Il ne faut pas donner l'impression que l'utilisation de ces produits et méthodes permet d'éliminer durablement les rides de la peau, la calvitie, les taches de pigmentation, de raffermir ou d'agrandir les bustes et de supprimer durablement le processus de vieillissement de la peau ainsi que de corriger les malformations anatomiques ou d'autres faits irréversibles.

L'affirmation selon laquelle un produit provoque une perte de poids permanente sans contrôle alimentaire et sans exercice physique simultané est considérée comme déloyale, de même que la promotion de produits et de méthodes permettant de développer et d'entretenir une musculature sans entraînement physique permanent.

Les personnes ou situations avant et après le traitement ne peuvent être reproduites que si elles sont représentées dans les mêmes conditions de position, d'échelle et de présentation, de décor, d'angle de prise de vue, d'éclairage et autres. Il est également interdit d'utiliser des moyens techniques ou autres pour modifier défavorablement l'image avant le traitement ou pour embellir la reproduction après celui-ci .

Toute communication commerciale pour les produits du tabac, les cigarettes électroniques, les produits à base de nicotine à usage oral et les boissons alcoolisées s'adressant spécifiquement aux jeunes de moins de 18 ans (adolescents) est interdite.

L'utilisation de témoignages, c'est-à-dire de déclarations subjectives de personnes physiques sur leur expérience avec certains produits, est déloyale si les témoignages ne se limitent pas à des indications sur le produit et  que la véracité de leur contenu et l'identité de leur auteur ne peuvent pas être établis.

L'utilisation de références et de références à des personnes est déloyale si elles ne sont pas véridiques ou si elles induisent en erreur. Toute référence à des personnes fictives doit être évitée, dans le cadre d'une communication commerciale, et ce même lorsqu'il ne peut y avoir d'ambiguïté sur le caractère purement fictionnel de la chose.

Contrat d’influenceur

Comme il n'est pas possible de garantir le succès d’une entreprise dans le cadre d'une activité d'influenceur, l’activité en question doit être considérée comme un mandat (art. 394 ss. CO). Il est préférable de conclure un tel contrat par écrit dans lequel il faudra au moins régler les points suivants.

L'offre de l'influenceur peut revêtir la forme d’une campagne indépendante et ponctuelle ou de la présentation des produits à certains intervalles, par exemple chaque jour ouvrable à une heure précise.
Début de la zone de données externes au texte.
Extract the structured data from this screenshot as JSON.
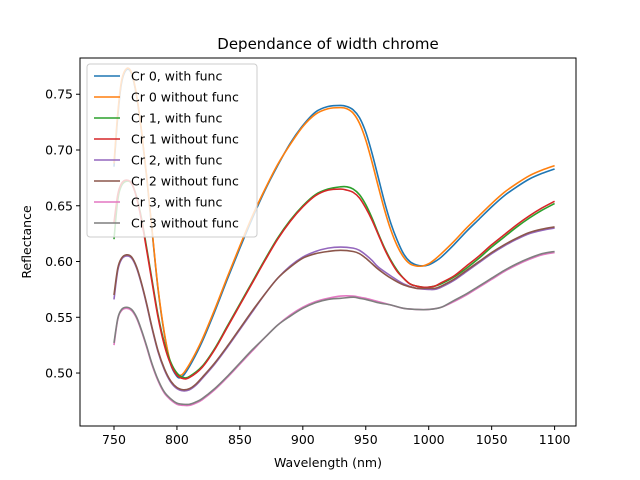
{
  "chart_data": {
    "type": "line",
    "title": "Dependance of width chrome",
    "xlabel": "Wavelength (nm)",
    "ylabel": "Reflectance",
    "xlim": [
      723,
      1117
    ],
    "ylim": [
      0.4525,
      0.7825
    ],
    "xticks": [
      750,
      800,
      850,
      900,
      950,
      1000,
      1050,
      1100
    ],
    "yticks": [
      0.5,
      0.55,
      0.6,
      0.65,
      0.7,
      0.75
    ],
    "xtick_labels": [
      "750",
      "800",
      "850",
      "900",
      "950",
      "1000",
      "1050",
      "1100"
    ],
    "ytick_labels": [
      "0.50",
      "0.55",
      "0.60",
      "0.65",
      "0.70",
      "0.75"
    ],
    "grid": false,
    "legend_position": "top-left",
    "series": [
      {
        "name": "Cr 0, with func",
        "color": "#1f77b4",
        "x": [
          750,
          753,
          756,
          760,
          764,
          768,
          772,
          776,
          780,
          785,
          790,
          795,
          800,
          803,
          806,
          812,
          820,
          830,
          840,
          850,
          860,
          870,
          880,
          890,
          900,
          910,
          920,
          930,
          935,
          940,
          945,
          950,
          955,
          960,
          965,
          970,
          975,
          980,
          985,
          990,
          995,
          1000,
          1005,
          1010,
          1020,
          1030,
          1040,
          1050,
          1060,
          1070,
          1080,
          1090,
          1100
        ],
        "y": [
          0.685,
          0.73,
          0.76,
          0.772,
          0.768,
          0.748,
          0.715,
          0.675,
          0.63,
          0.575,
          0.535,
          0.508,
          0.497,
          0.496,
          0.499,
          0.51,
          0.528,
          0.555,
          0.584,
          0.612,
          0.639,
          0.664,
          0.686,
          0.706,
          0.722,
          0.734,
          0.739,
          0.74,
          0.739,
          0.736,
          0.729,
          0.716,
          0.697,
          0.675,
          0.653,
          0.634,
          0.619,
          0.607,
          0.6,
          0.597,
          0.596,
          0.597,
          0.6,
          0.604,
          0.615,
          0.627,
          0.638,
          0.649,
          0.659,
          0.667,
          0.674,
          0.679,
          0.683
        ]
      },
      {
        "name": "Cr 0 without func",
        "color": "#ff7f0e",
        "x": [
          750,
          753,
          756,
          760,
          764,
          768,
          772,
          776,
          780,
          785,
          790,
          795,
          800,
          803,
          806,
          812,
          820,
          830,
          840,
          850,
          860,
          870,
          880,
          890,
          900,
          910,
          920,
          930,
          935,
          940,
          945,
          950,
          955,
          960,
          965,
          970,
          975,
          980,
          985,
          990,
          995,
          1000,
          1005,
          1010,
          1020,
          1030,
          1040,
          1050,
          1060,
          1070,
          1080,
          1090,
          1100
        ],
        "y": [
          0.688,
          0.733,
          0.762,
          0.773,
          0.769,
          0.749,
          0.716,
          0.676,
          0.631,
          0.576,
          0.536,
          0.509,
          0.499,
          0.498,
          0.501,
          0.512,
          0.53,
          0.557,
          0.586,
          0.614,
          0.641,
          0.665,
          0.687,
          0.705,
          0.721,
          0.732,
          0.737,
          0.738,
          0.737,
          0.733,
          0.724,
          0.709,
          0.689,
          0.667,
          0.646,
          0.628,
          0.614,
          0.604,
          0.598,
          0.596,
          0.596,
          0.598,
          0.602,
          0.607,
          0.618,
          0.63,
          0.641,
          0.652,
          0.662,
          0.67,
          0.677,
          0.682,
          0.686
        ]
      },
      {
        "name": "Cr 1, with func",
        "color": "#2ca02c",
        "x": [
          750,
          753,
          756,
          760,
          764,
          768,
          772,
          776,
          780,
          785,
          790,
          795,
          800,
          805,
          810,
          820,
          830,
          840,
          850,
          860,
          870,
          880,
          890,
          900,
          910,
          920,
          930,
          935,
          940,
          945,
          950,
          955,
          960,
          965,
          970,
          975,
          980,
          985,
          990,
          995,
          1000,
          1005,
          1010,
          1020,
          1030,
          1040,
          1050,
          1060,
          1070,
          1080,
          1090,
          1100
        ],
        "y": [
          0.62,
          0.655,
          0.668,
          0.672,
          0.67,
          0.658,
          0.638,
          0.612,
          0.585,
          0.552,
          0.527,
          0.51,
          0.5,
          0.496,
          0.497,
          0.506,
          0.522,
          0.542,
          0.562,
          0.582,
          0.602,
          0.621,
          0.637,
          0.65,
          0.66,
          0.665,
          0.667,
          0.667,
          0.665,
          0.66,
          0.651,
          0.639,
          0.625,
          0.612,
          0.601,
          0.592,
          0.585,
          0.58,
          0.578,
          0.577,
          0.577,
          0.578,
          0.58,
          0.586,
          0.594,
          0.603,
          0.613,
          0.622,
          0.631,
          0.639,
          0.646,
          0.652
        ]
      },
      {
        "name": "Cr 1 without func",
        "color": "#d62728",
        "x": [
          750,
          753,
          756,
          760,
          764,
          768,
          772,
          776,
          780,
          785,
          790,
          795,
          800,
          805,
          810,
          820,
          830,
          840,
          850,
          860,
          870,
          880,
          890,
          900,
          910,
          920,
          930,
          935,
          940,
          945,
          950,
          955,
          960,
          965,
          970,
          975,
          980,
          985,
          990,
          995,
          1000,
          1005,
          1010,
          1020,
          1030,
          1040,
          1050,
          1060,
          1070,
          1080,
          1090,
          1100
        ],
        "y": [
          0.635,
          0.66,
          0.67,
          0.673,
          0.67,
          0.657,
          0.636,
          0.61,
          0.583,
          0.55,
          0.525,
          0.508,
          0.498,
          0.495,
          0.496,
          0.505,
          0.521,
          0.541,
          0.561,
          0.581,
          0.601,
          0.62,
          0.636,
          0.649,
          0.659,
          0.664,
          0.665,
          0.664,
          0.662,
          0.657,
          0.648,
          0.637,
          0.624,
          0.611,
          0.6,
          0.591,
          0.585,
          0.58,
          0.578,
          0.577,
          0.577,
          0.578,
          0.581,
          0.587,
          0.596,
          0.605,
          0.615,
          0.624,
          0.633,
          0.641,
          0.648,
          0.654
        ]
      },
      {
        "name": "Cr 2, with func",
        "color": "#9467bd",
        "x": [
          750,
          753,
          756,
          760,
          764,
          768,
          772,
          776,
          780,
          785,
          790,
          795,
          800,
          805,
          810,
          815,
          820,
          830,
          840,
          850,
          860,
          870,
          880,
          890,
          900,
          910,
          920,
          930,
          940,
          945,
          950,
          955,
          960,
          970,
          980,
          990,
          1000,
          1005,
          1010,
          1020,
          1030,
          1040,
          1050,
          1060,
          1070,
          1080,
          1090,
          1100
        ],
        "y": [
          0.566,
          0.592,
          0.602,
          0.605,
          0.603,
          0.594,
          0.579,
          0.561,
          0.541,
          0.519,
          0.503,
          0.492,
          0.486,
          0.484,
          0.485,
          0.489,
          0.495,
          0.508,
          0.523,
          0.539,
          0.555,
          0.571,
          0.585,
          0.596,
          0.604,
          0.609,
          0.612,
          0.613,
          0.612,
          0.61,
          0.606,
          0.601,
          0.595,
          0.587,
          0.58,
          0.576,
          0.575,
          0.575,
          0.577,
          0.583,
          0.591,
          0.599,
          0.607,
          0.614,
          0.62,
          0.625,
          0.628,
          0.63
        ]
      },
      {
        "name": "Cr 2 without func",
        "color": "#8c564b",
        "x": [
          750,
          753,
          756,
          760,
          764,
          768,
          772,
          776,
          780,
          785,
          790,
          795,
          800,
          805,
          810,
          815,
          820,
          830,
          840,
          850,
          860,
          870,
          880,
          890,
          900,
          910,
          920,
          930,
          940,
          945,
          950,
          955,
          960,
          970,
          980,
          990,
          1000,
          1005,
          1010,
          1020,
          1030,
          1040,
          1050,
          1060,
          1070,
          1080,
          1090,
          1100
        ],
        "y": [
          0.57,
          0.594,
          0.603,
          0.606,
          0.604,
          0.595,
          0.58,
          0.562,
          0.542,
          0.52,
          0.504,
          0.493,
          0.487,
          0.485,
          0.486,
          0.49,
          0.496,
          0.509,
          0.524,
          0.54,
          0.556,
          0.571,
          0.585,
          0.595,
          0.603,
          0.607,
          0.609,
          0.61,
          0.609,
          0.607,
          0.603,
          0.598,
          0.593,
          0.585,
          0.579,
          0.576,
          0.576,
          0.576,
          0.578,
          0.584,
          0.592,
          0.6,
          0.608,
          0.615,
          0.621,
          0.626,
          0.629,
          0.631
        ]
      },
      {
        "name": "Cr 3, with func",
        "color": "#e377c2",
        "x": [
          750,
          753,
          756,
          760,
          764,
          768,
          772,
          776,
          780,
          785,
          790,
          795,
          800,
          805,
          810,
          815,
          820,
          830,
          840,
          850,
          860,
          870,
          880,
          890,
          900,
          910,
          920,
          930,
          940,
          945,
          950,
          960,
          970,
          980,
          990,
          1000,
          1010,
          1020,
          1030,
          1040,
          1050,
          1060,
          1070,
          1080,
          1090,
          1100
        ],
        "y": [
          0.525,
          0.548,
          0.556,
          0.558,
          0.556,
          0.549,
          0.537,
          0.523,
          0.508,
          0.493,
          0.482,
          0.476,
          0.472,
          0.471,
          0.471,
          0.473,
          0.476,
          0.485,
          0.496,
          0.508,
          0.52,
          0.532,
          0.543,
          0.552,
          0.559,
          0.564,
          0.567,
          0.569,
          0.569,
          0.568,
          0.567,
          0.564,
          0.561,
          0.558,
          0.557,
          0.557,
          0.559,
          0.564,
          0.57,
          0.577,
          0.584,
          0.591,
          0.597,
          0.602,
          0.606,
          0.608
        ]
      },
      {
        "name": "Cr 3 without func",
        "color": "#7f7f7f",
        "x": [
          750,
          753,
          756,
          760,
          764,
          768,
          772,
          776,
          780,
          785,
          790,
          795,
          800,
          805,
          810,
          815,
          820,
          830,
          840,
          850,
          860,
          870,
          880,
          890,
          900,
          910,
          920,
          930,
          940,
          945,
          950,
          960,
          970,
          980,
          990,
          1000,
          1010,
          1020,
          1030,
          1040,
          1050,
          1060,
          1070,
          1080,
          1090,
          1100
        ],
        "y": [
          0.527,
          0.549,
          0.557,
          0.559,
          0.557,
          0.55,
          0.538,
          0.524,
          0.509,
          0.494,
          0.483,
          0.477,
          0.473,
          0.472,
          0.472,
          0.474,
          0.477,
          0.486,
          0.497,
          0.509,
          0.521,
          0.532,
          0.543,
          0.551,
          0.558,
          0.563,
          0.566,
          0.567,
          0.568,
          0.567,
          0.566,
          0.563,
          0.561,
          0.558,
          0.557,
          0.557,
          0.559,
          0.565,
          0.571,
          0.578,
          0.585,
          0.592,
          0.598,
          0.603,
          0.607,
          0.609
        ]
      }
    ]
  }
}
Dans ce contexte, il convient de fixer certaines exigences dans le cadre de la présentation. Celles-ci doivent être conformes aux dispositions du droit des médias, du droit de la concurrence et du droit de la presse, ainsi qu'aux règles de loyauté de la CSL et, bien entendu, une campagne ne doit pas être offensante, raciste ou autrement pénalement répréhensible. L'influenceur doit s'abstenir de toute manipulation technique visant à en augmenter la portée.

Les influenceurs qui produisent eux-mêmes des textes, des photos, des films, etc. doivent souvent céder très largement leurs droits d'exploitation au mandant, de sorte qu'ils perdent pratiquement le droit de disposer de leurs productions. Le mandant doit s'engager à ne pas porter atteinte à l'image personnelle ou artistique ni aux droits de la personnalité de l'influenceur.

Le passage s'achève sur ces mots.